Nanette D. Massey

Writer, Diversity & Inclusion Workshop Facilitator

“Cause he’s down by the pond playing hockey with the kids…”

The book White Fragility by sociologist Robin DiAngelo has enjoyed a run on the New York Times Best Seller List for nearly nine months. I still can’t quite understand why honestly, many white people have told me it was a real tough-love kind of read for them. In it, DiAngelo submits that she and her fellow white people have been mostly insulated from the full brunt of racial stress. “We consider a challenge to our racial worldviews as a challenge to our very identities as good, moral people. Thus we perceive any attempt to connect us to the system of racism as an unsettling and unfair moral offense” [italics mine]. She adds, “white solidarity is the unspoken agreement among whites to…not cause another white person to feel racial discomfort by confronting them when they say or do something racially problematic.”  Thus we are all forced to take great pains to make it clear when discussing racism that we are not associating our white listener himself, per se, to the racism we are talking about. That whites expect and feel entitled to this kind of mollycoddling is the essence of white fragility.

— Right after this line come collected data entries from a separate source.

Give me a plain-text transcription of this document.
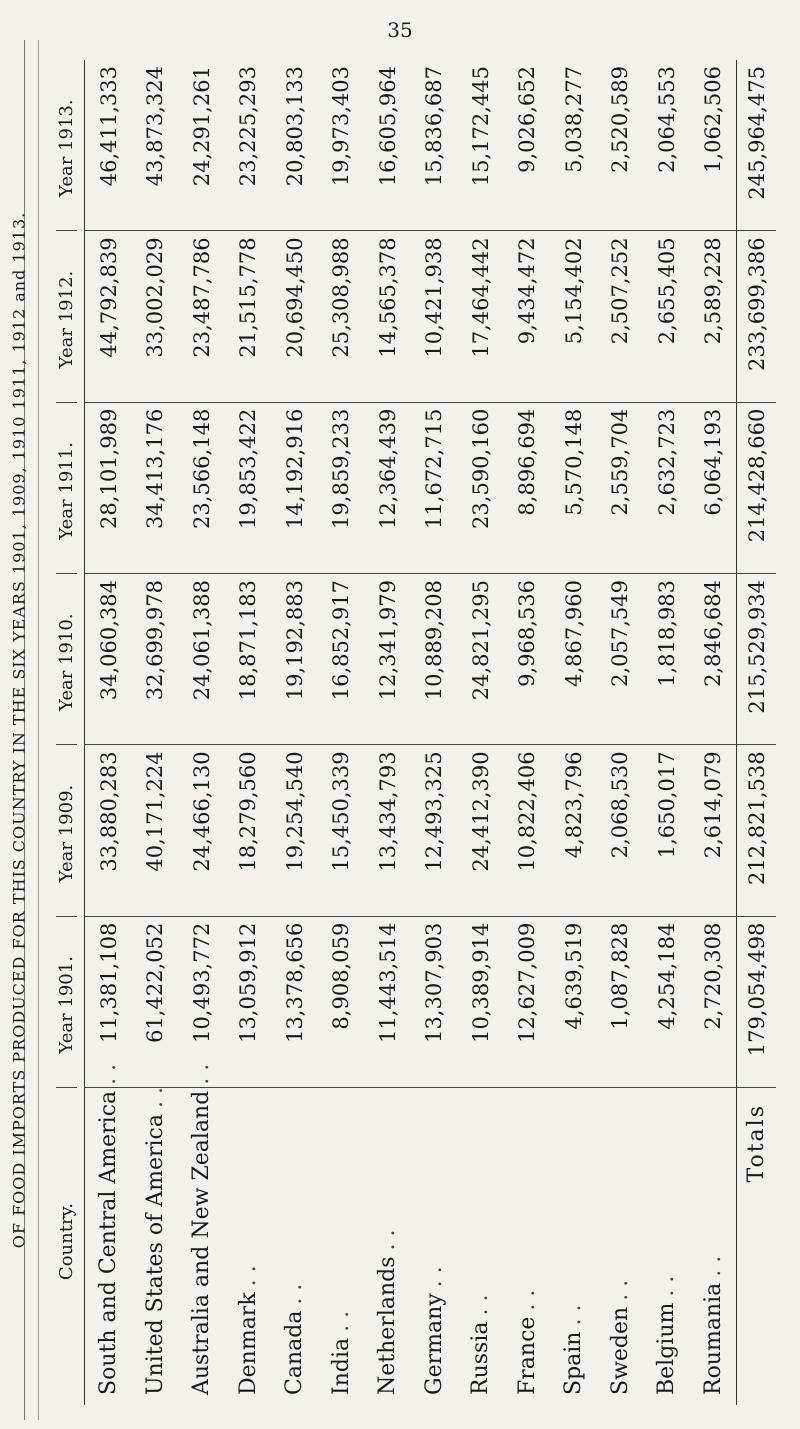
35
OF FOOD IMPORTS PRODUCED FOR THIS COUNTRY IN THE SIX YEARS 1901, 1909, 1910 1911, 1912 and 1913. Country.
Year 1901.
Year 1909.
Year 1910.
Year 1911.
Year 1912.
Year 1913.
South and Central America
. .
11,381,108
33,880,283
34,060,384
28,101,989
44,792,839
46,411,333
United States of America
. .
61,422,052
40,171,224
32,699,978
34,413,176
33,002,029
43,873,324
Australia and New Zealand
. .
10,493,772
24,466,130
24,061,388
23,566,148
23,487,786
24,291,261
Denmark
. .
13,059,912
18,279,560
18,871,183
19,853,422
21,515,778
23,225,293
Canada
. .
13,378,656
19,254,540
19,192,883
14,192,916
20,694,450
20,803,133
India
. .
8,908,059
15,450,339
16,852,917
19,859,233
25,308,988
19,973,403
Netherlands
. .
11,443,514
13,434,793
12,341,979
12,364,439
14,565,378
16,605,964
Germany
. .
13,307,903
12,493,325
10,889,208
11,672,715
10,421,938
15,836,687
Russia
. .
10,389,914
24,412,390
24,821,295
23,590,160
17,464,442
15,172,445
France
. .
12,627,009
10,822,406
9,968,536
8,896,694
9,434,472
9,026,652
Spain
. .
4,639,519
4,823,796
4,867,960
5,570,148
5,154,402
5,038,277
Sweden
. .
1,087,828
2,068,530
2,057,549
2,559,704
2,507,252
2,520,589
Belgium
. .
4,254,184
1,650,017
1,818,983
2,632,723
2,655,405
2,064,553
Roumania
. .
2,720,308
2,614,079
2,846,684
6,064,193
2,589,228
1,062,506
Totals
179,054,498
212,821,538
215,529,934
214,428,660
233,699,386
245,964,475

Let’s dissect the case that’s been playing out in my local Buffalo news media recently of a black youth hockey player jeered with monkey sounds by white opponents during a January 2019 game. As you can probably guess, he was the only black kid on the ice. It’s no secret hockey isn’t terribly popular among African Americans. The incident  was immediately reported to the local and state league bodies, bolstered by video posted to YouTube by another parent who was present. Then the entire matter languished (eh-hem, “was being investigated”) on the desk of David Braunstein, regional president of the N.Y. State Amateur Hockey Association. The aggrieved kid was, after all, a senior about to graduate from high school and age out of the league in a few months anyway. Braunstein and the State Hockey Association, loathe to break the unspoken agreement with white parents, chose to gamble on running out the clock. He might make parents (gasp!) uncomfortable. They may misconstrue an inquiry as him questioning the very moral identity of their families. Two months later, and the day before the matter was to be reported on the pages of the Buffalo News, the league cancelled their playoff games all together.

Braunstein’s reward for his steadfast allegiance to the white fragility rules of engagement? His head presented on a platter. After nineteen years, he announced his resignation to the press giving no reason. It was easier for Braunstein to step down, easier to cancel the playoffs all together, than to call one specific team of white kids to task for their actions and categorically disturb the racial status quo.

Think about that.

No, really, think about that for a minute.

And what of the referees on the ice while the jeering was happening in the moment? If you so much as yell “yo’ mama!” at another player, that’s grounds enough for an unsportsmanlike conduct sit in the penalty box. The referees even had the power to call the entire game had they deemed the jeering egregious enough (and upon watching the video, you may agree that’s not too far flung in this instance).

—And risk future paying referee gigs against the parents’ entitlement to lives free of racial stress by accusing their kids of having done something racist? Oh, no. The referees, too, impelled the tacit white fragility rules of engagement.

40 year veteran hockey referee Ken Reinhard brings my point home in this 2014 Sports Illustrated Magazine interview. “Players control the game through the choices they make while playing. Coaches control players by granting or denying ice time…. Parents also control the player by approving or disapproving of the play of their child. If a player has [no concern for] his coach’s discipline or his parents’ approval, then something is wrong.” Reinhard serves up as an example a story from his own youth playing days. He’d delivered an illegal blow to an opponent that escaped the referees, but not his father in the stands. His father later reacted by breaking young Ken’s stick in half.

Racism isn’t just an act. It’s an entire system; from those kids’ dinner tables, to their socialization, all the way up to the league’s state offices, that closed looped system  that allowed for this whole situation to play out. And all anybody had to do to be a part of it is exactly what they did–nothing.

(Rest assured though, I’m not talking about you personally per se, kid who sat on the bench next to the instigators but refused to give their individual names up to the coaches….)

Those jeering kids weren’t afraid of racially embarrassing their white parents. Unfortunately, everyone else involved in this incident was. The lengths that the league went to, from the referees up, to protect white people’s racial comfort is the big picture lesson not to be missed here.

For the record, I pause a moment to give the media the recognition it deserves for being the valve that finally let the air out of that closed system.

Between the cancelling of the playoffs, Braunstein’s ouster, the extremely bad press for the offending team and the hockey league on the local and state level, this episode of racism ended up being at everybody’s expense anyway. That is what I ultimately want to communicate about racism through my work. Racism–and the white fragility that protects it–is everyone’s loss. Its dissolution is rightfully everyone’s undertaking.